Researchers found that doubling the limits for tumor size to 2 cm and nearly doubling the limits for tumor growth in low-risk papillary thyroid cancer showed no increased risk of adverse outcomes or mortality for patients undergoing active surveillance versus surgery.

“The results of this nonrandomized controlled trial suggest the basis of a more permissive strategy for thyroid cancer management, strengthening the evidence for active surveillance and broadening potential candidacy to most diagnosed thyroid cancers,” the authors conclude. “By extending [tumor] size/growth limits, these study results potentially broaden the potential candidacy for active surveillance and reduce the likelihood of surgery by lengthening the window of observation.”

However, “the expanded parameters are quite controversial,” first author Allen S. Ho, MD, of Cedars-Sinai Medical Center, Los Angeles, told this news organization. Prior studies have only examined tumor size limits up to 1 cm and “clinicians rarely recommend active surveillance up to 2 cm,” Dr. Ho noted. “As far as we know, Cedars-Sinai is the only place that will consider it.”

In addition, the ultimate decision surrounding active surveillance versus surgery may depend on the patient’s level of anxiety, researchers found.

The research was published in JAMA Oncology.

The potential to expand criteria for thyroid cancer active surveillance comes amid ongoing concerns surrounding overtreatment. Advances in technology have led to increased detection of small, often indolent thyroid cancers that can likely be monitored safely through active surveillance but may present decision-making challenges for clinicians about whether to treat or watch and wait.

Similar challenges in prostate cancer have been addressed with tiered risk stratification, but such guidelines have not been as firmly established in thyroid cancer.

Guidelines from the American Thyroid Association in 2015 suggest active surveillance as an alternative for very low-risk tumors; however, studies in general have recommended the approach for initial tumor sizes of only up to 1 cm and with growth of less than 3 mm.
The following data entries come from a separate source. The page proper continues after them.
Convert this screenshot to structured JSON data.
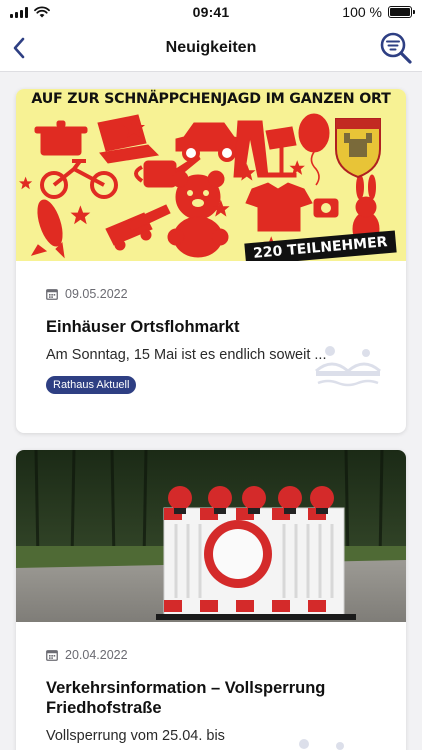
{
  "status_bar": {
    "time": "09:41",
    "battery_text": "100 %",
    "battery_level": 1.0
  },
  "nav": {
    "title": "Neuigkeiten",
    "back_icon": "chevron-left-icon",
    "search_icon": "search-filter-icon"
  },
  "colors": {
    "accent": "#2e3f83",
    "flyer_bg": "#f7f294",
    "flyer_red": "#e02b22",
    "road_red": "#d42a2a"
  },
  "news": [
    {
      "image_alt": "Flohmarkt-Flyer",
      "flyer_title": "AUF ZUR SCHNÄPPCHENJAGD IM GANZEN ORT",
      "flyer_banner": "220 TEILNEHMER",
      "date": "09.05.2022",
      "title": "Einhäuser Ortsflohmarkt",
      "excerpt": "Am Sonntag, 15 Mai ist es endlich soweit ...",
      "tag": "Rathaus Aktuell"
    },
    {
      "image_alt": "Straßensperre",
      "date": "20.04.2022",
      "title": "Verkehrsinformation – Vollsperrung Friedhofstraße",
      "excerpt": "Vollsperrung vom 25.04. bis"
    }
  ]
}
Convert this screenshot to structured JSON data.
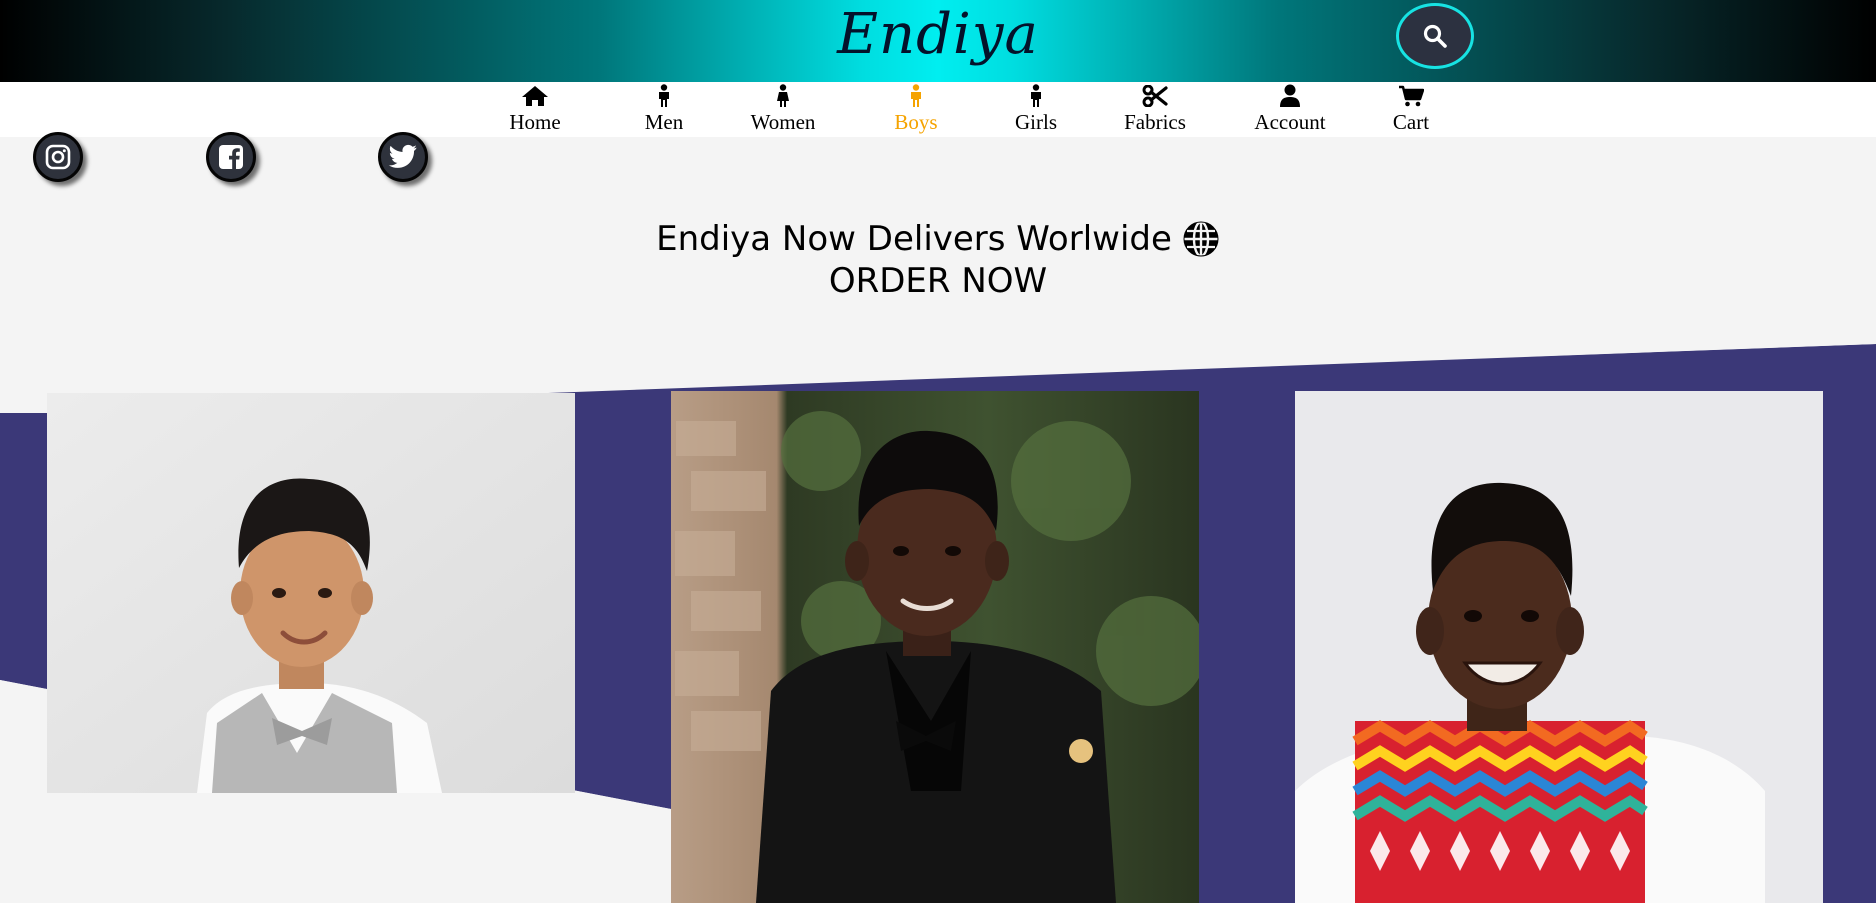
{
  "header": {
    "logo": "Endiya",
    "search_icon": "search-icon"
  },
  "nav": {
    "items": [
      {
        "label": "Home",
        "icon": "home-icon"
      },
      {
        "label": "Men",
        "icon": "man-icon"
      },
      {
        "label": "Women",
        "icon": "woman-icon"
      },
      {
        "label": "Boys",
        "icon": "boy-icon",
        "active": true
      },
      {
        "label": "Girls",
        "icon": "girl-icon"
      },
      {
        "label": "Fabrics",
        "icon": "scissors-icon"
      },
      {
        "label": "Account",
        "icon": "user-icon"
      },
      {
        "label": "Cart",
        "icon": "cart-icon"
      }
    ],
    "active_color": "#f5a300"
  },
  "social": [
    "instagram-icon",
    "facebook-icon",
    "twitter-icon"
  ],
  "announcement": {
    "line1": "Endiya Now Delivers Worlwide",
    "line1_icon": "globe-icon",
    "line2": "ORDER NOW"
  },
  "colors": {
    "accent_band": "#3b3878",
    "header_cyan": "#00eef0",
    "page_bg": "#f4f4f4"
  },
  "hero": {
    "photos": [
      {
        "name": "photo-boy-grey-vest"
      },
      {
        "name": "photo-boy-black-suit"
      },
      {
        "name": "photo-boy-african-print"
      }
    ]
  }
}
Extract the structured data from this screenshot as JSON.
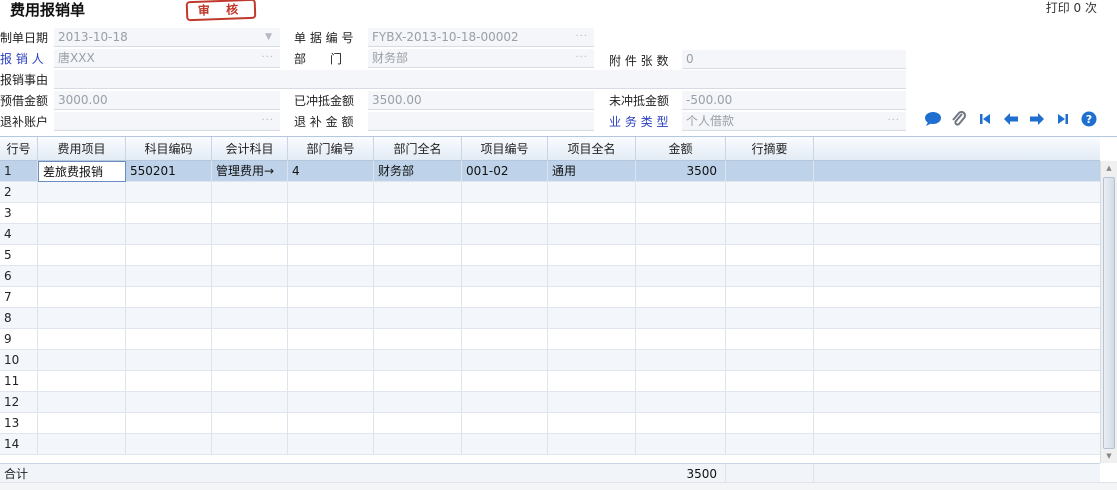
{
  "header": {
    "title": "费用报销单",
    "stamp": "审 核",
    "print_count": "打印 0 次"
  },
  "form": {
    "date_label": "制单日期",
    "date_value": "2013-10-18",
    "doc_no_label": "单 据 编 号",
    "doc_no_value": "FYBX-2013-10-18-00002",
    "reporter_label": "报 销 人",
    "reporter_value": "唐XXX",
    "dept_label": "部　　门",
    "dept_value": "财务部",
    "attach_label": "附 件 张 数",
    "attach_value": "0",
    "reason_label": "报销事由",
    "reason_value": "",
    "loan_label": "预借金额",
    "loan_value": "3000.00",
    "offset_label": "已冲抵金额",
    "offset_value": "3500.00",
    "unoffset_label": "未冲抵金额",
    "unoffset_value": "-500.00",
    "refund_acct_label": "退补账户",
    "refund_acct_value": "",
    "refund_amt_label": "退 补 金 额",
    "refund_amt_value": "",
    "biz_type_label": "业 务 类 型",
    "biz_type_value": "个人借款",
    "lookup_dots": "···",
    "dropdown_arrow": "▼"
  },
  "toolbar": {
    "icons": [
      "comment-icon",
      "attachment-icon",
      "first-record-icon",
      "prev-record-icon",
      "next-record-icon",
      "last-record-icon",
      "help-icon"
    ],
    "accent": "#1e6fd0"
  },
  "grid": {
    "columns": [
      "行号",
      "费用项目",
      "科目编码",
      "会计科目",
      "部门编号",
      "部门全名",
      "项目编号",
      "项目全名",
      "金额",
      "行摘要"
    ],
    "rows": [
      [
        "1",
        "差旅费报销",
        "550201",
        "管理费用→",
        "4",
        "财务部",
        "001-02",
        "通用",
        "3500",
        ""
      ],
      [
        "2",
        "",
        "",
        "",
        "",
        "",
        "",
        "",
        "",
        ""
      ],
      [
        "3",
        "",
        "",
        "",
        "",
        "",
        "",
        "",
        "",
        ""
      ],
      [
        "4",
        "",
        "",
        "",
        "",
        "",
        "",
        "",
        "",
        ""
      ],
      [
        "5",
        "",
        "",
        "",
        "",
        "",
        "",
        "",
        "",
        ""
      ],
      [
        "6",
        "",
        "",
        "",
        "",
        "",
        "",
        "",
        "",
        ""
      ],
      [
        "7",
        "",
        "",
        "",
        "",
        "",
        "",
        "",
        "",
        ""
      ],
      [
        "8",
        "",
        "",
        "",
        "",
        "",
        "",
        "",
        "",
        ""
      ],
      [
        "9",
        "",
        "",
        "",
        "",
        "",
        "",
        "",
        "",
        ""
      ],
      [
        "10",
        "",
        "",
        "",
        "",
        "",
        "",
        "",
        "",
        ""
      ],
      [
        "11",
        "",
        "",
        "",
        "",
        "",
        "",
        "",
        "",
        ""
      ],
      [
        "12",
        "",
        "",
        "",
        "",
        "",
        "",
        "",
        "",
        ""
      ],
      [
        "13",
        "",
        "",
        "",
        "",
        "",
        "",
        "",
        "",
        ""
      ],
      [
        "14",
        "",
        "",
        "",
        "",
        "",
        "",
        "",
        "",
        ""
      ]
    ],
    "footer_label": "合计",
    "footer_total": "3500"
  }
}
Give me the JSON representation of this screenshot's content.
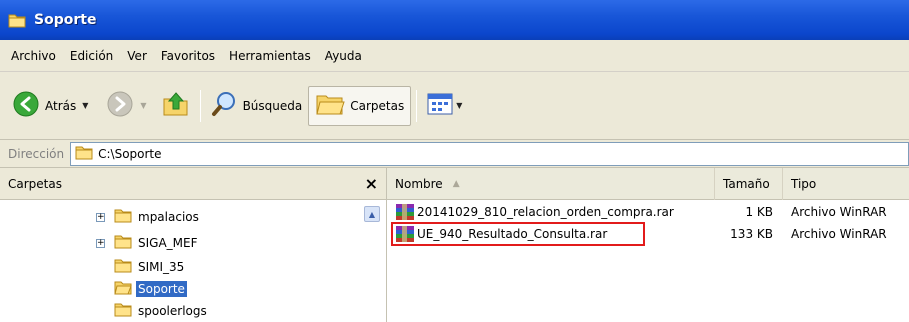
{
  "window": {
    "title": "Soporte"
  },
  "menu": [
    "Archivo",
    "Edición",
    "Ver",
    "Favoritos",
    "Herramientas",
    "Ayuda"
  ],
  "toolbar": {
    "back_label": "Atrás",
    "search_label": "Búsqueda",
    "folders_label": "Carpetas"
  },
  "address": {
    "label": "Dirección",
    "value": "C:\\Soporte"
  },
  "leftpane": {
    "title": "Carpetas",
    "close_glyph": "×",
    "tree": [
      {
        "label": "mpalacios",
        "expandable": true,
        "selected": false
      },
      {
        "label": "SIGA_MEF",
        "expandable": true,
        "selected": false
      },
      {
        "label": "SIMI_35",
        "expandable": false,
        "selected": false
      },
      {
        "label": "Soporte",
        "expandable": false,
        "selected": true
      },
      {
        "label": "spoolerlogs",
        "expandable": false,
        "selected": false
      }
    ]
  },
  "filelist": {
    "columns": {
      "name": "Nombre",
      "size": "Tamaño",
      "type": "Tipo"
    },
    "rows": [
      {
        "name": "20141029_810_relacion_orden_compra.rar",
        "size": "1 KB",
        "type": "Archivo WinRAR"
      },
      {
        "name": "UE_940_Resultado_Consulta.rar",
        "size": "133 KB",
        "type": "Archivo WinRAR"
      }
    ],
    "highlight_color": "#e21b1b"
  },
  "colors": {
    "titlebar": "#0b46cc",
    "chrome": "#ece9d8",
    "selection": "#316ac5"
  }
}
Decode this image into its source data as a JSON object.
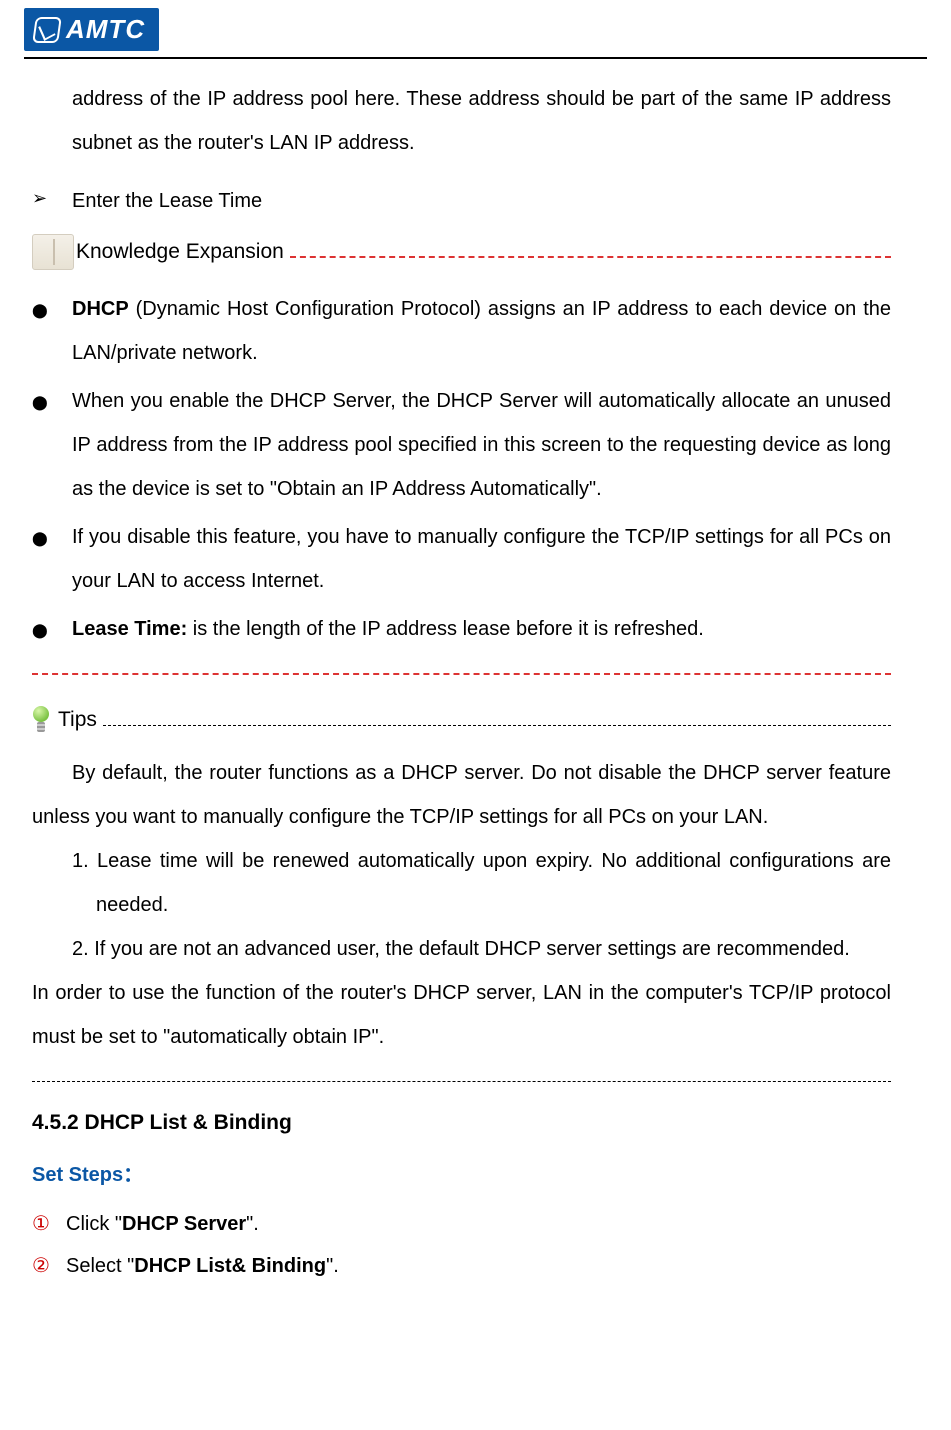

And overall, active surveillance has not been broadly adopted as an option in thyroid cancer, the authors explained.

To determine if criteria for active surveillance can be safely expanded to tumors up to 2 cm and for those with growth up to 5 mm, Dr. Ho and colleagues compared outcomes among 222 patients with Bethesda 5 or 6 nodules of 2 cm or smaller who received either active surveillance or immediate surgery.

The patients were recruited from Cedars-Sinai Medical Center between 2014 and 2021. Patients were a median 46.8 years old; 76% were female.

The median size of tumors was 11 mm, with about 60% representing larger tumors (10.1 to 20 mm) and 20.6% measuring 15.1 to 20 mm.

About half of patients (n = 112) chose active surveillance. The median size of tumors in this group was smaller than those in the surgery group (10.1 mm vs. 12 mm). Tumor growth exceeded 5 mm in 3.6% of cases, and tumor volume increases of more than 100% occurred in 7% of cases.

With a mean follow-up of 37 months, 90% (101) of those on active surveillance continued with that approach. Notably, 41% of these patients demonstrated a decrease in tumor size, and no cases of metastatic lymph nodes or distant metastases emerged.

Of the 110 patients who elected to undergo immediate surgery, 19% (21) had equivocal-risk or undetermined features on final pathology, but the disease severity for these patients remained classified as stage I thyroid cancer.

The disease-specific survival and overall survival rates were the same in both groups, at 100%.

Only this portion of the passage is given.